Abstract 256P
Background
HR+, HER2- early breast cancer (EBC) patients (pts) with high-risk clinicopathologic features (CPF) are at increased risk of early recurrence. This is the first study aimed at investigating the evolving adjuvant therapy landscape.
Methods
The study cohort, based on the medical records from 50 major hospitals across China linked with China Vital Registration (death information), included pts with HR+, HER2- stage I-III EBC who received surgery and adjuvant endocrine therapy (AET) from Jan 1, 2013, to Mar 31, 2021. CPF were used to identify a ‘high-risk group’ (HiR) (including ≥ 4 positive axillary lymph nodes (LN), or LN1-3 with ≥ 1 of the following high-risk CPF: Grade 3, tumor size ≥ 5 cm or Ki-67 ≥ 20%) and ‘low-risk group’ (LoR) (do not meet above criteria). Survival analysis was performed on invasive disease-free survival (iDFS), distant relapse-free survival (DRFS), and overall survival (OS) with cutoff date of Sep 30, 2021.
Results
Of the 4088 eligible pts (median age: 50 years), 1310 were identified in HiR (46.6% had LN≥ 4 and 53.4% had LN1-3 with high-risk CPF), and 2778 in LoR (90.8% N0 pts). Pts in HiR were more likely to receive adjuvant chemotherapy (74.9% vs 63.7%) and radiotherapy (72.1% vs 45.6%) than LoR. From 2013 to 2021, the use of aromatase inhibitors and ovarian function suppression in AET gradually increased while the use of selective estrogen receptor modulators (tamoxifen/toremifene) decreased. The 5-year iDFS was 75.3% in HiR and 89.9% in LoR, respectively. Pts in HiR had a higher risk of recurrence or death than pts in LoR (Hazard Ratio: 2.38, 95% CI: 1.82-3.12). Similar results were observed for DRFS and OS (Table). Table: 256P
Risk of recurrence and death in HR+, HER2- early breast cancer1
Risk groups | HRiDFS (95% CI) | HRDRFS (95% CI) | HROS (95% CI) |
N0, or LN1-3 without risk feature | Ref. | Ref. | Ref. |
LN≥4, or LN1-3 with ≥1 risk feature | 2.38(1.82,3.12) ** | 3.20(2.31,4.43) ** | 3.81(2.34,6.21) ** |
LN≥4 | 3.44(2.55,4.65) ** | 4.86(3.40,6.94) ** | 6.47(3.84,10.92) ** |
LN1-3 with ≥1 risk feature | 1.50(1.05,2.14) * | 1.82(1.19,2.80) ** | 1.68(0.85,3.30) |
*P < 0.05; **P<0.01 CI: Confidence interval; HR: hazards ratio; LN: positive axillary lymph nodes. 1 HR and 95%CI were estimated from Cox proportional hazards regression models with adjustments for age, menopausal status, neoadjuvant therapy, adjuvant chemotherapy and radiotherapy.
.Conclusions
Nearly 25% EBC pts with high-risk CPF experienced recurrence or death within 5 years of initiating AET. Novel treatments are needed to prevent recurrence and death in these pts.
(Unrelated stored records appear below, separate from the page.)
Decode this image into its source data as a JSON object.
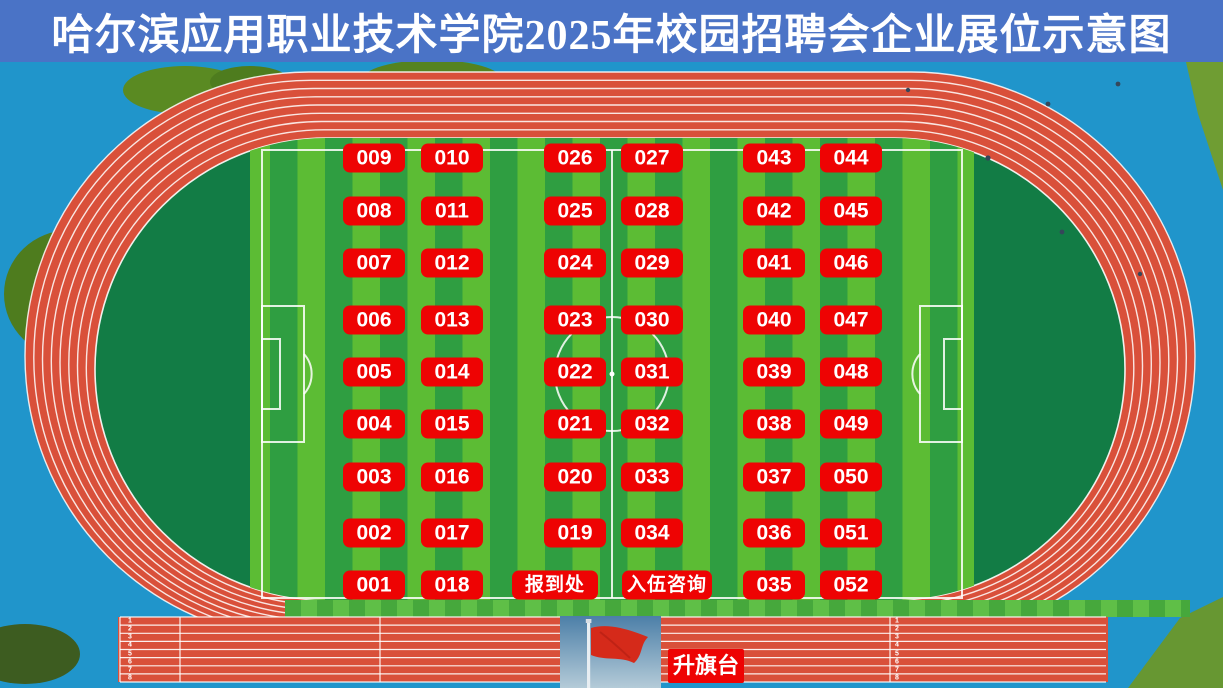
{
  "title": "哈尔滨应用职业技术学院2025年校园招聘会企业展位示意图",
  "booth_columns": [
    [
      "009",
      "008",
      "007",
      "006",
      "005",
      "004",
      "003",
      "002",
      "001"
    ],
    [
      "010",
      "011",
      "012",
      "013",
      "014",
      "015",
      "016",
      "017",
      "018"
    ],
    [
      "026",
      "025",
      "024",
      "023",
      "022",
      "021",
      "020",
      "019",
      "报到处"
    ],
    [
      "027",
      "028",
      "029",
      "030",
      "031",
      "032",
      "033",
      "034",
      "入伍咨询"
    ],
    [
      "043",
      "042",
      "041",
      "040",
      "039",
      "038",
      "037",
      "036",
      "035"
    ],
    [
      "044",
      "045",
      "046",
      "047",
      "048",
      "049",
      "050",
      "051",
      "052"
    ]
  ],
  "special_labels": {
    "checkin": "报到处",
    "enlistment": "入伍咨询",
    "flag_platform": "升旗台"
  },
  "lane_numbers": [
    "1",
    "2",
    "3",
    "4",
    "5",
    "6",
    "7",
    "8"
  ],
  "colors": {
    "title_bar_blue": "#4a73c6",
    "title_text": "#ffffff",
    "booth_red": "#ee0303",
    "booth_text": "#ffffff",
    "track_red": "#d9503a",
    "surround_blue": "#2095cb",
    "field_green_dark": "#127c45",
    "field_stripe_light": "#5cbc34",
    "field_stripe_dark": "#2f9e41",
    "flag_red": "#d52a1a"
  }
}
Clinical trial identification
Editorial acknowledgement
Legal entity responsible for the study
Eli Lilly and Company.
Funding
Eli Lilly and Company.
Disclosure
Y. Yang, T. Li, X. Ma: Financial Interests, Personal, Full or part-time Employment: Eli Lilly and Company; Financial Interests, Personal, Stocks/Shares: Eli Lilly and Company. B. Xu: Financial Interests, Personal, Advisory Board: Novartis, AstraZeneca; Financial Interests, Personal, Invited Speaker: Pfizer, Roche; Financial Interests, Institutional, Research Grant: Henrui. All other authors have declared no conflicts of interest.